Detesto le etichette: è una delle tante cose che ho cercato di imparare da Giorgio. Le etichette sono un tentativo quasi sempre pigro e idiota di incasellare le persone. Più una persona è originale e sfuggente, più si cerca di incasellarla (e dunque annacquarla). Lo hanno fatto con Gaber, lo hanno fatto con Pasolini, lo fanno con tutti. L’uomo banale cerca sempre di banalizzare anche chi ha attorno, sperando che in quel modo non ci si accorga della sua pochezza Se però qualcuno deve per forza etichettarmi, può serenamente usare la parola “gaberiano”: lo sono, fino al midollo.
Una volta Carmelo Bene, parlando di Van Basten, disse: “Il lutto in me per il suo precoce ritiro non si estingue ancora e mai si estinguerà”. Per me, e per tutti i gaberiani veri e devoti, è esattamente lo stesso: il lutto per la sua precoce scomparsa non si è mai estinto, né mai si estinguerà. A ormai vent’anni dalla sua morte, Gaber mi manca ogni giorno. Mi manca la sua umanità, il suo talento. La sua fisicità, la sua ironia. La sua lucida ferocia, il suo inaudito coraggio.
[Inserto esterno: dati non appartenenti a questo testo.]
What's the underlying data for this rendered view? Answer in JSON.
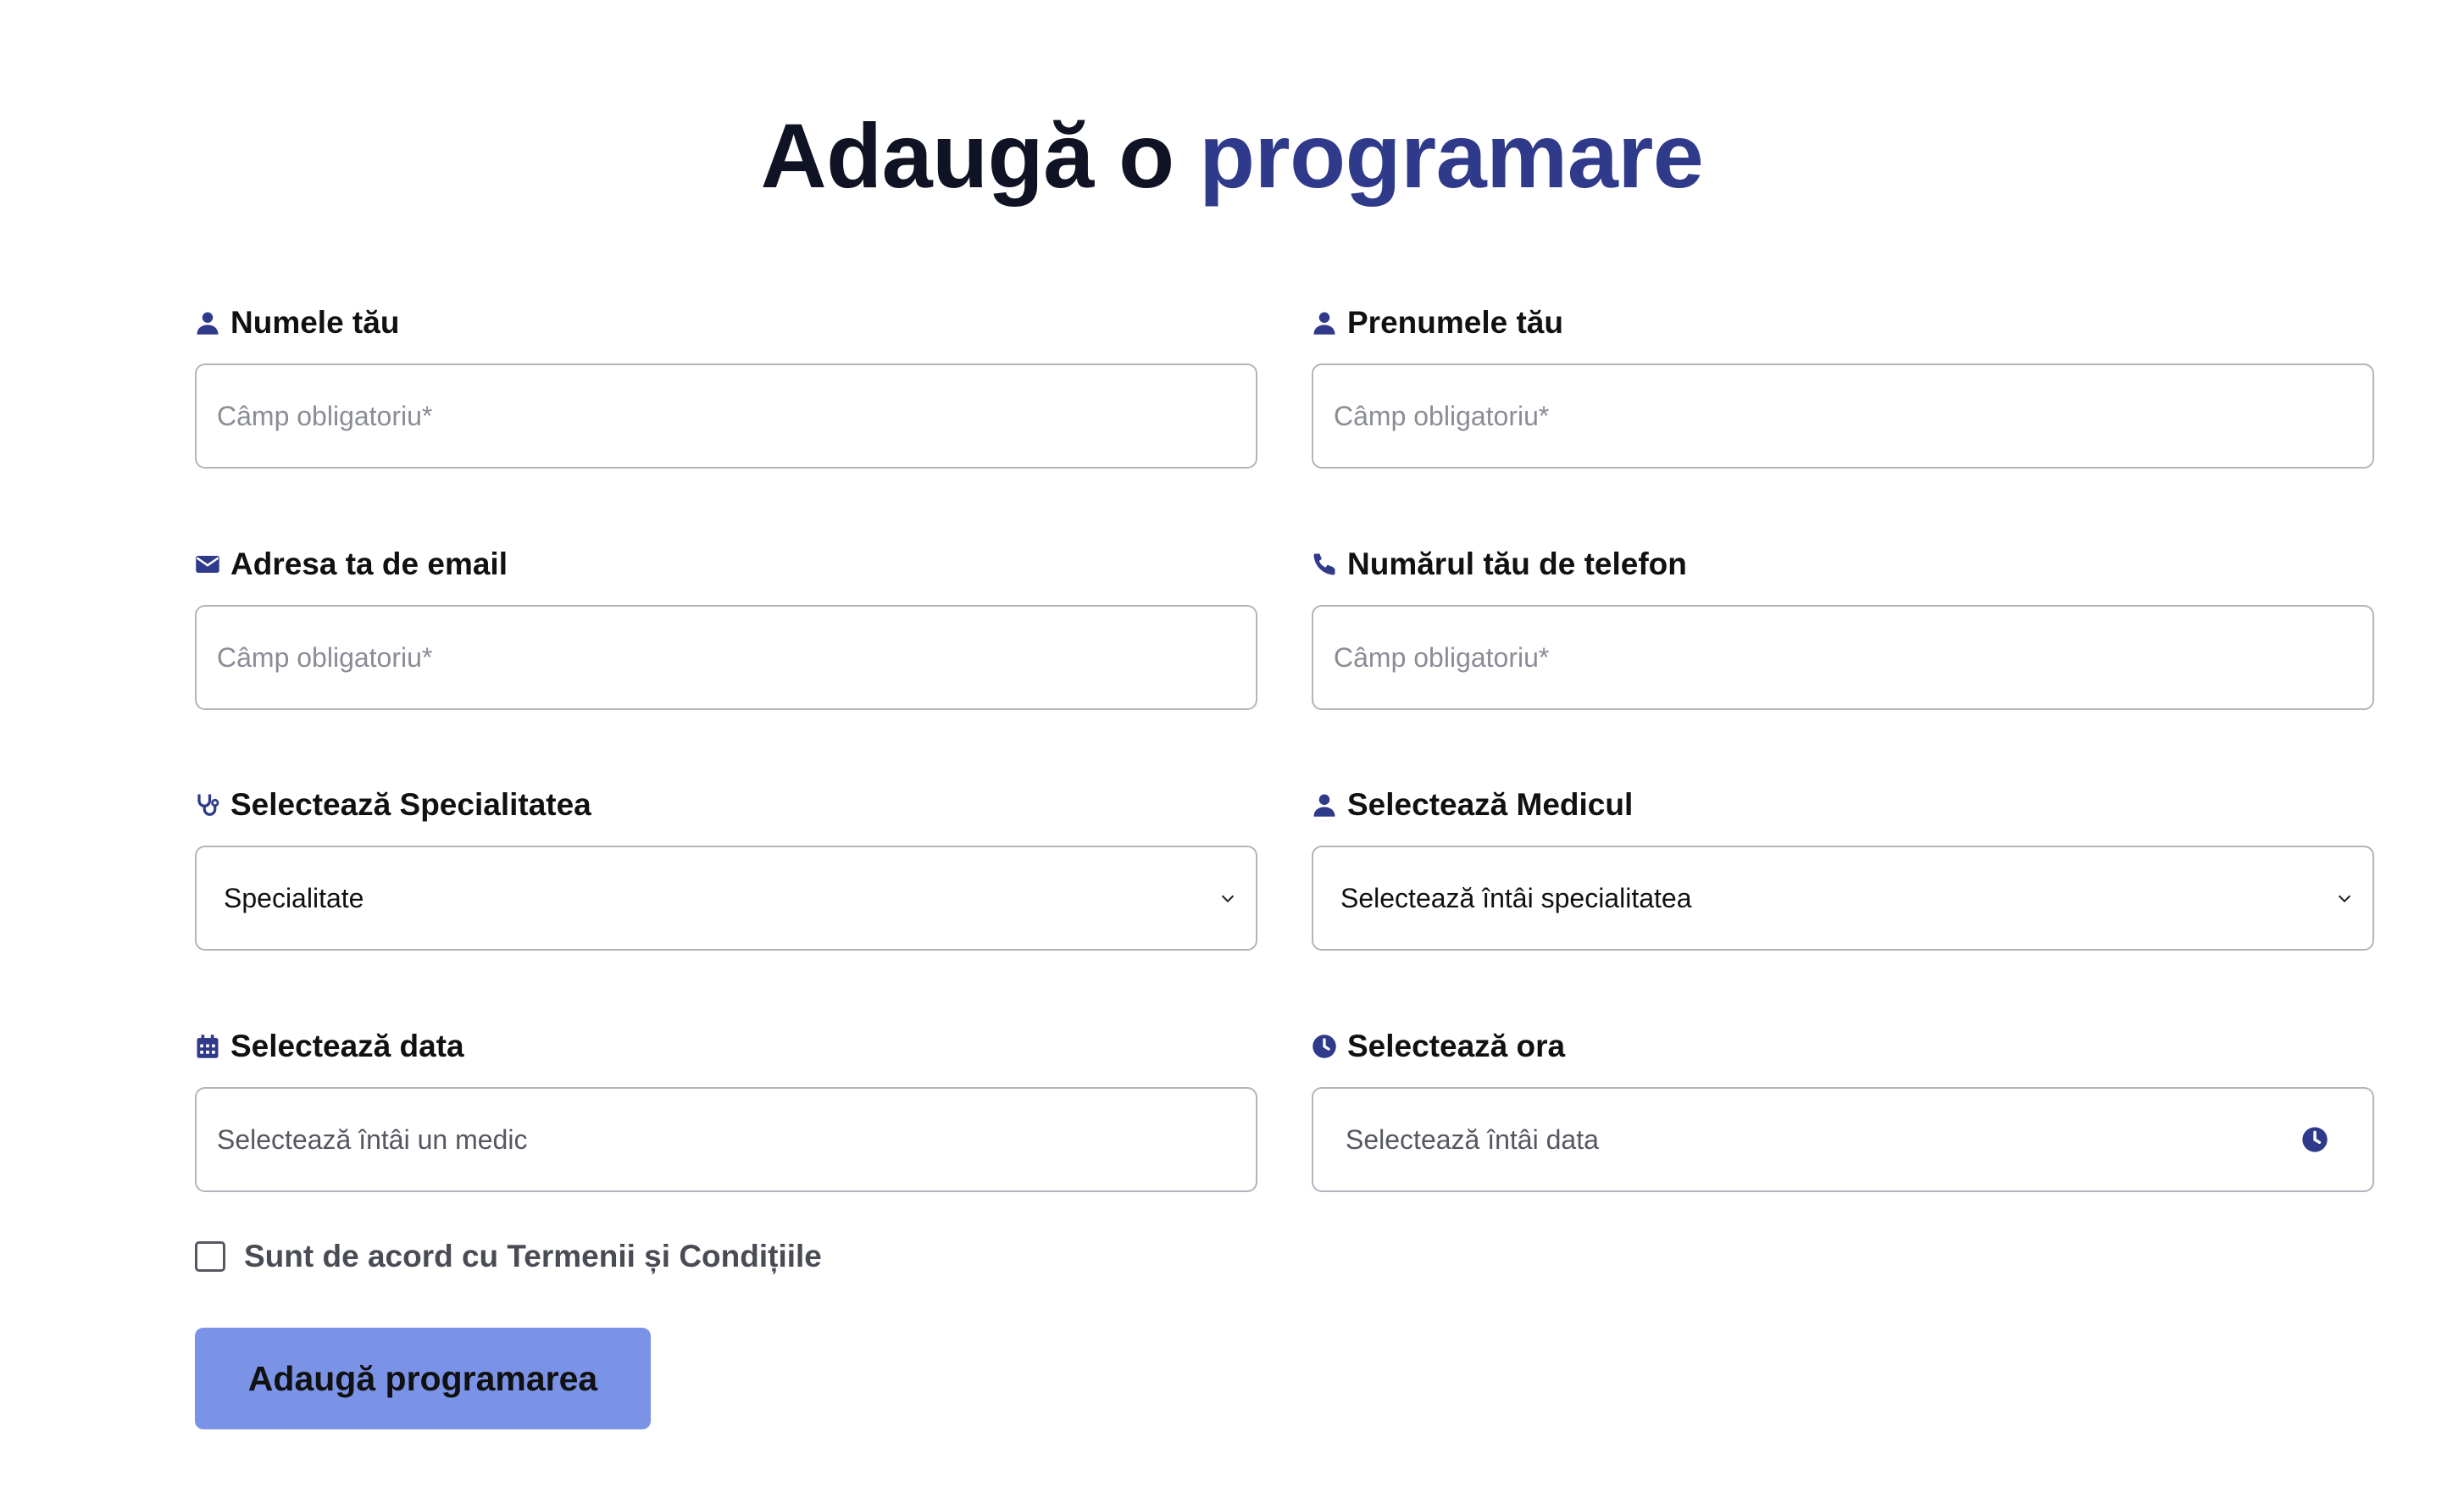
{
  "page": {
    "title_part1": "Adaugă o",
    "title_part2": "programare"
  },
  "form": {
    "last_name": {
      "label": "Numele tău",
      "icon": "user-icon",
      "placeholder": "Câmp obligatoriu*"
    },
    "first_name": {
      "label": "Prenumele tău",
      "icon": "user-icon",
      "placeholder": "Câmp obligatoriu*"
    },
    "email": {
      "label": "Adresa ta de email",
      "icon": "envelope-icon",
      "placeholder": "Câmp obligatoriu*"
    },
    "phone": {
      "label": "Numărul tău de telefon",
      "icon": "phone-icon",
      "placeholder": "Câmp obligatoriu*"
    },
    "specialty": {
      "label": "Selectează Specialitatea",
      "icon": "stethoscope-icon",
      "value": "Specialitate"
    },
    "doctor": {
      "label": "Selectează Medicul",
      "icon": "user-icon",
      "value": "Selectează întâi specialitatea"
    },
    "date": {
      "label": "Selectează data",
      "icon": "calendar-icon",
      "value": "Selectează întâi un medic"
    },
    "time": {
      "label": "Selectează ora",
      "icon": "clock-icon",
      "value": "Selectează întâi data"
    },
    "terms": {
      "label": "Sunt de acord cu Termenii și Condițiile",
      "checked": false
    },
    "submit_label": "Adaugă programarea"
  },
  "colors": {
    "accent": "#2f3a8a",
    "button": "#7a93e6",
    "icon": "#2f3a8a",
    "border": "#b3b5bd"
  }
}
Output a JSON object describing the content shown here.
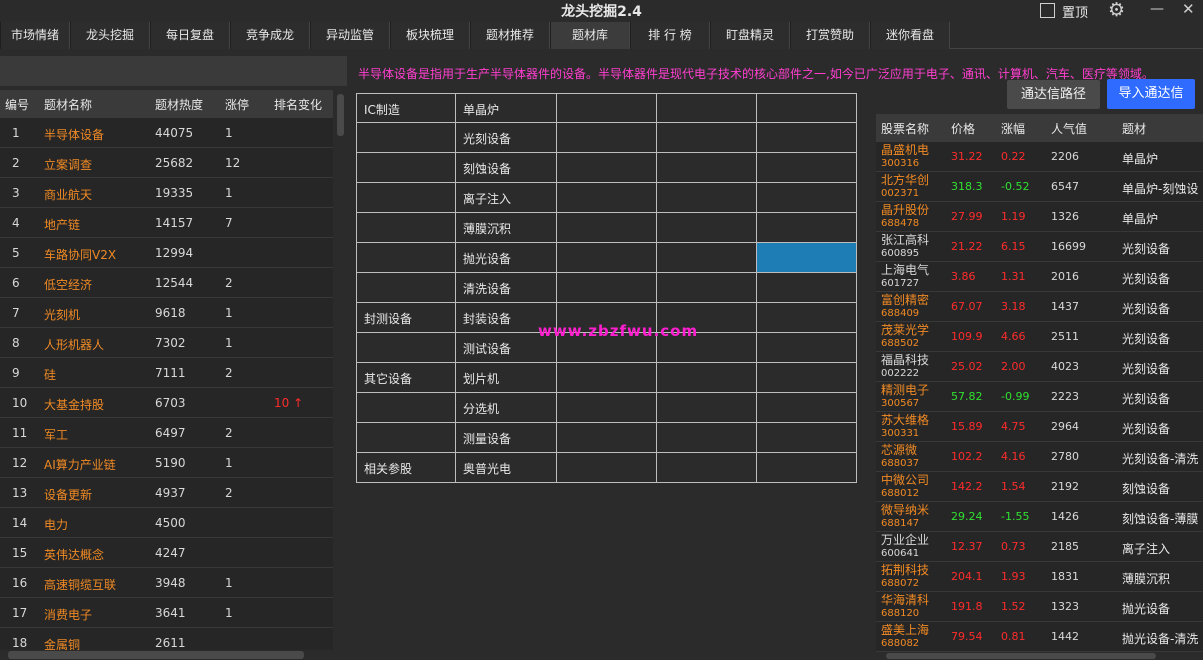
{
  "app": {
    "title": "龙头挖掘2.4",
    "pin_label": "置顶",
    "icons": {
      "settings": "gear-icon",
      "minimize": "minimize-icon",
      "close": "close-icon"
    }
  },
  "tabs": [
    {
      "label": "市场情绪",
      "active": false
    },
    {
      "label": "龙头挖掘",
      "active": false
    },
    {
      "label": "每日复盘",
      "active": false
    },
    {
      "label": "竞争成龙",
      "active": false
    },
    {
      "label": "异动监管",
      "active": false
    },
    {
      "label": "板块梳理",
      "active": false
    },
    {
      "label": "题材推荐",
      "active": false
    },
    {
      "label": "题材库",
      "active": true
    },
    {
      "label": "排 行 榜",
      "active": false
    },
    {
      "label": "盯盘精灵",
      "active": false
    },
    {
      "label": "打赏赞助",
      "active": false
    },
    {
      "label": "迷你看盘",
      "active": false
    }
  ],
  "description": "半导体设备是指用于生产半导体器件的设备。半导体器件是现代电子技术的核心部件之一,如今已广泛应用于电子、通讯、计算机、汽车、医疗等领域。",
  "watermark": "www.zbzfwu.com",
  "left_table": {
    "headers": [
      "编号",
      "题材名称",
      "题材热度",
      "涨停",
      "排名变化"
    ],
    "rows": [
      {
        "idx": "1",
        "name": "半导体设备",
        "heat": "44075",
        "limit": "1",
        "rank": ""
      },
      {
        "idx": "2",
        "name": "立案调查",
        "heat": "25682",
        "limit": "12",
        "rank": ""
      },
      {
        "idx": "3",
        "name": "商业航天",
        "heat": "19335",
        "limit": "1",
        "rank": ""
      },
      {
        "idx": "4",
        "name": "地产链",
        "heat": "14157",
        "limit": "7",
        "rank": ""
      },
      {
        "idx": "5",
        "name": "车路协同V2X",
        "heat": "12994",
        "limit": "",
        "rank": ""
      },
      {
        "idx": "6",
        "name": "低空经济",
        "heat": "12544",
        "limit": "2",
        "rank": ""
      },
      {
        "idx": "7",
        "name": "光刻机",
        "heat": "9618",
        "limit": "1",
        "rank": ""
      },
      {
        "idx": "8",
        "name": "人形机器人",
        "heat": "7302",
        "limit": "1",
        "rank": ""
      },
      {
        "idx": "9",
        "name": "硅",
        "heat": "7111",
        "limit": "2",
        "rank": ""
      },
      {
        "idx": "10",
        "name": "大基金持股",
        "heat": "6703",
        "limit": "",
        "rank": "10 ↑"
      },
      {
        "idx": "11",
        "name": "军工",
        "heat": "6497",
        "limit": "2",
        "rank": ""
      },
      {
        "idx": "12",
        "name": "AI算力产业链",
        "heat": "5190",
        "limit": "1",
        "rank": ""
      },
      {
        "idx": "13",
        "name": "设备更新",
        "heat": "4937",
        "limit": "2",
        "rank": ""
      },
      {
        "idx": "14",
        "name": "电力",
        "heat": "4500",
        "limit": "",
        "rank": ""
      },
      {
        "idx": "15",
        "name": "英伟达概念",
        "heat": "4247",
        "limit": "",
        "rank": ""
      },
      {
        "idx": "16",
        "name": "高速铜缆互联",
        "heat": "3948",
        "limit": "1",
        "rank": ""
      },
      {
        "idx": "17",
        "name": "消费电子",
        "heat": "3641",
        "limit": "1",
        "rank": ""
      },
      {
        "idx": "18",
        "name": "金属铜",
        "heat": "2611",
        "limit": "",
        "rank": ""
      }
    ]
  },
  "middle_grid": {
    "rows": [
      {
        "category": "IC制造",
        "item": "单晶炉",
        "highlight": false
      },
      {
        "category": "",
        "item": "光刻设备",
        "highlight": false
      },
      {
        "category": "",
        "item": "刻蚀设备",
        "highlight": false
      },
      {
        "category": "",
        "item": "离子注入",
        "highlight": false
      },
      {
        "category": "",
        "item": "薄膜沉积",
        "highlight": false
      },
      {
        "category": "",
        "item": "抛光设备",
        "highlight": true
      },
      {
        "category": "",
        "item": "清洗设备",
        "highlight": false
      },
      {
        "category": "封测设备",
        "item": "封装设备",
        "highlight": false
      },
      {
        "category": "",
        "item": "测试设备",
        "highlight": false
      },
      {
        "category": "其它设备",
        "item": "划片机",
        "highlight": false
      },
      {
        "category": "",
        "item": "分选机",
        "highlight": false
      },
      {
        "category": "",
        "item": "测量设备",
        "highlight": false
      },
      {
        "category": "相关参股",
        "item": "奥普光电",
        "highlight": false
      }
    ]
  },
  "buttons": {
    "path": "通达信路径",
    "import": "导入通达信"
  },
  "right_table": {
    "headers": [
      "股票名称",
      "价格",
      "涨幅",
      "人气值",
      "题材"
    ],
    "rows": [
      {
        "name": "晶盛机电",
        "code": "300316",
        "price": "31.22",
        "change": "0.22",
        "pop": "2206",
        "topic": "单晶炉",
        "dir": "up"
      },
      {
        "name": "北方华创",
        "code": "002371",
        "price": "318.3",
        "change": "-0.52",
        "pop": "6547",
        "topic": "单晶炉-刻蚀设",
        "dir": "down"
      },
      {
        "name": "晶升股份",
        "code": "688478",
        "price": "27.99",
        "change": "1.19",
        "pop": "1326",
        "topic": "单晶炉",
        "dir": "up"
      },
      {
        "name": "张江高科",
        "code": "600895",
        "price": "21.22",
        "change": "6.15",
        "pop": "16699",
        "topic": "光刻设备",
        "dir": "up",
        "name_plain": true
      },
      {
        "name": "上海电气",
        "code": "601727",
        "price": "3.86",
        "change": "1.31",
        "pop": "2016",
        "topic": "光刻设备",
        "dir": "up",
        "name_plain": true
      },
      {
        "name": "富创精密",
        "code": "688409",
        "price": "67.07",
        "change": "3.18",
        "pop": "1437",
        "topic": "光刻设备",
        "dir": "up"
      },
      {
        "name": "茂莱光学",
        "code": "688502",
        "price": "109.9",
        "change": "4.66",
        "pop": "2511",
        "topic": "光刻设备",
        "dir": "up"
      },
      {
        "name": "福晶科技",
        "code": "002222",
        "price": "25.02",
        "change": "2.00",
        "pop": "4023",
        "topic": "光刻设备",
        "dir": "up",
        "name_plain": true
      },
      {
        "name": "精测电子",
        "code": "300567",
        "price": "57.82",
        "change": "-0.99",
        "pop": "2223",
        "topic": "光刻设备",
        "dir": "down",
        "name_plain": false
      },
      {
        "name": "苏大维格",
        "code": "300331",
        "price": "15.89",
        "change": "4.75",
        "pop": "2964",
        "topic": "光刻设备",
        "dir": "up"
      },
      {
        "name": "芯源微",
        "code": "688037",
        "price": "102.2",
        "change": "4.16",
        "pop": "2780",
        "topic": "光刻设备-清洗",
        "dir": "up"
      },
      {
        "name": "中微公司",
        "code": "688012",
        "price": "142.2",
        "change": "1.54",
        "pop": "2192",
        "topic": "刻蚀设备",
        "dir": "up"
      },
      {
        "name": "微导纳米",
        "code": "688147",
        "price": "29.24",
        "change": "-1.55",
        "pop": "1426",
        "topic": "刻蚀设备-薄膜",
        "dir": "down",
        "name_plain": false
      },
      {
        "name": "万业企业",
        "code": "600641",
        "price": "12.37",
        "change": "0.73",
        "pop": "2185",
        "topic": "离子注入",
        "dir": "up",
        "name_plain": true
      },
      {
        "name": "拓荆科技",
        "code": "688072",
        "price": "204.1",
        "change": "1.93",
        "pop": "1831",
        "topic": "薄膜沉积",
        "dir": "up"
      },
      {
        "name": "华海清科",
        "code": "688120",
        "price": "191.8",
        "change": "1.52",
        "pop": "1323",
        "topic": "抛光设备",
        "dir": "up"
      },
      {
        "name": "盛美上海",
        "code": "688082",
        "price": "79.54",
        "change": "0.81",
        "pop": "1442",
        "topic": "抛光设备-清洗",
        "dir": "up"
      }
    ]
  }
}
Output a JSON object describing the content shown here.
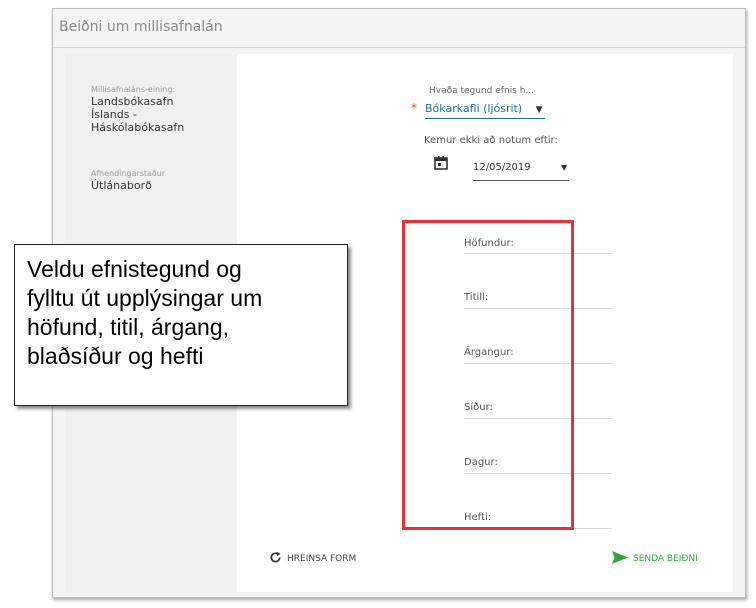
{
  "window": {
    "title": "Beiðni um millisafnalán"
  },
  "left": {
    "unit_label": "Millisafnaláns-eining:",
    "unit_value": [
      "Landsbókasafn",
      "Íslands -",
      "Háskólabókasafn"
    ],
    "delivery_label": "Afhendingarstaður",
    "delivery_value": "Útlánaborð"
  },
  "form": {
    "material_type_label": "Hvaða tegund efnis h...",
    "material_type_value": "Bókarkafli (ljósrit)",
    "not_needed_after_label": "Kemur ekki að notum eftir:",
    "date_value": "12/05/2019",
    "fields": [
      {
        "label": "Höfundur:"
      },
      {
        "label": "Titill:"
      },
      {
        "label": "Árgangur:"
      },
      {
        "label": "Síður:"
      },
      {
        "label": "Dagur:"
      },
      {
        "label": "Hefti:"
      }
    ]
  },
  "actions": {
    "reset_label": "HREINSA FORM",
    "send_label": "SENDA BEIÐNI"
  },
  "callout": {
    "lines": [
      "Veldu efnistegund og",
      "fylltu út upplýsingar um",
      "höfund, titil, árgang,",
      "blaðsíður og hefti"
    ]
  },
  "colors": {
    "accent": "#1b6f7a",
    "required": "#e05a1a",
    "highlight": "#e53238",
    "send": "#2eaa3a"
  },
  "icons": {
    "calendar": "calendar-icon",
    "reset": "refresh-icon",
    "send": "send-icon",
    "dropdown": "caret-down-icon"
  }
}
Giorgio è stato uno dei più grandi pensatori italiani del Novecento. Era così avanti che si metteva quasi sempre fuori gioco da solo. Era così bravo che ti metteva a nudo ogni volta, passando dal riso al pianto e al cazzotto con naturalezza infinita. I suoi spettacoli erano epifanie salvifiche, il suo naso era una burla ulteriore al destino, la sua mimica era un prodigio continuo.
Mi manca, gli voglio bene (lo so, l’ho già detto) e faccio di tutto per sentirlo vicino. Ascoltandolo. Raccontandolo a teatro. Restituendovelo – anche solo un po’ – con questo piccolo libro.
Buona lettura a tutti voi. E viva il signor G, ora e sempre.